Fluorinated Galactoses Inhibit Galactose-1-Phosphate Uridyltransferase and Metabolically Induce Galactosemia-like Phenotypes in HEK-293 Cells

• Published in: Cells (Basel, Switzerland) Vol. 9; no. 3; p. 607
• Main Authors: Janes, Verena, Grabany, Simona, Delbrouck, Julien, Vincent, Stephane P, Gottschalk, Johannes, Elling, Lothar, Hanisch, Franz-Georg
• Format: Journal Article
• Language: English
• Published: Switzerland MDPI 03.03.2020; MDPI AG
• Subjects: classic galactosemia; Galactose - metabolism; galactose-1-phosphate uridyltransferase (galt); Galactosemias - genetics; glycoprotein; Glycosylation; HEK293 Cells; Humans; membrane rafts; Phenotype; UTP-Hexose-1-Phosphate Uridylyltransferase - metabolism; membrane rafts; galactose-1-phosphate uridyltransferase (GALT); glycosylation; glycoprotein; classic galactosemia
• ISSN: 2073-4409; 2073-4409
• DOI: 10.3390/cells9030607

Genetic defects of human galactose-1-phosphate uridyltransferase ( GALT) and the partial loss of enzyme function result in an altered galactose metabolism with serious long-term developmental impairment of organs in classic galactosemia patients. In search for cellular pathomechanisms induced by the stressor galactose, we looked for ways to induce metabolically a galactosemia-like phenotype by GALT inhibition in HEK293 cells. In kinetic studies, we provide evidence for 2-fluorinated galactose-1-phosphate (F-Gal-1-P) to competitively inhibit recombinant GALT with a K of 0.9 mM. Contrasting with hepatic cells, no alterations of N-glycoprofiles in MIG (metabolic induction of galactosemia)-HEK293 cells were revealed for an inducible secretory netrin-1 probe by MALDI-MS. Differential fluorescence-activated cell sorting demonstrated reduced surface expression of N-glycosylated CD109, EGFR, DPP4, and r MUC1. Membrane raft proteomes exhibited dramatic alterations pointing to an affection of the unfolded protein response, and of targeted protein traffick.

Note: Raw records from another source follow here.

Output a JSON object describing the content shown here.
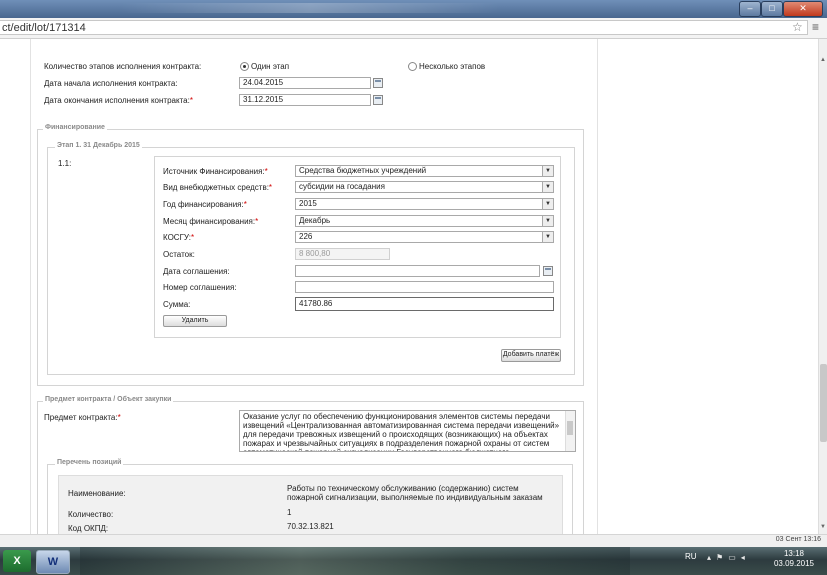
{
  "browser": {
    "url": "ct/edit/lot/171314"
  },
  "contract": {
    "stages_label": "Количество этапов исполнения контракта:",
    "stages_option_one": "Один этап",
    "stages_option_many": "Несколько этапов",
    "start_label": "Дата начала исполнения контракта:",
    "start_value": "24.04.2015",
    "end_label": "Дата окончания исполнения контракта:",
    "end_value": "31.12.2015"
  },
  "financing": {
    "legend": "Финансирование",
    "stage_legend": "Этап 1. 31 Декабрь 2015",
    "item_number": "1.1:",
    "source_label": "Источник Финансирования:",
    "source_value": "Средства бюджетных учреждений",
    "offbudget_label": "Вид внебюджетных средств:",
    "offbudget_value": "субсидии на госадания",
    "year_label": "Год финансирования:",
    "year_value": "2015",
    "month_label": "Месяц финансирования:",
    "month_value": "Декабрь",
    "kosgu_label": "КОСГУ:",
    "kosgu_value": "226",
    "remainder_label": "Остаток:",
    "remainder_value": "8 800,80",
    "agreement_date_label": "Дата соглашения:",
    "agreement_date_value": "",
    "agreement_number_label": "Номер соглашения:",
    "agreement_number_value": "",
    "sum_label": "Сумма:",
    "sum_value": "41780.86",
    "delete_button": "Удалить",
    "add_payment_button": "Добавить платёж"
  },
  "subject": {
    "legend": "Предмет контракта / Объект закупки",
    "label": "Предмет контракта:",
    "value": "Оказание услуг по обеспечению функционирования элементов системы передачи извещений «Централизованная автоматизированная система передачи извещений» для передачи тревожных извещений о происходящих (возникающих) на объектах пожарах и чрезвычайных ситуациях в подразделения пожарной охраны от систем автоматической пожарной сигнализации Государственного бюджетного"
  },
  "positions": {
    "legend": "Перечень позиций",
    "name_label": "Наименование:",
    "name_value": "Работы по техническому обслуживанию (содержанию) систем пожарной сигнализации, выполняемые по индивидуальным заказам",
    "quantity_label": "Количество:",
    "quantity_value": "1",
    "okpd_label": "Код ОКПД:",
    "okpd_value": "70.32.13.821"
  },
  "statusbar": {
    "date": "03 Сент 13:16"
  },
  "taskbar": {
    "language": "RU",
    "time": "13:18",
    "date": "03.09.2015"
  },
  "icons": {
    "star": "star-icon",
    "menu": "menu-icon",
    "calendar": "calendar-icon",
    "dropdown": "chevron-down-icon",
    "excel": "excel-icon",
    "word": "word-icon"
  }
}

Most prominent, a negative regulation of oxidative stress was revealed presumably as a response to a NADPH pool depletion during reduction of Gal/F-Gal. Cellular perturbations induced by fluorinated galactoses in normal epithelial cells resemble proteomic changes revealed for galactosemic fibroblasts. In conclusion, the metabolic induction of galactosemia-like phenotypes in healthy epithelial/neuronal cells could support studies on the molecular pathomechanisms in classic galactosemia, in particular under conditions of low galactose stress and residual GALT activity.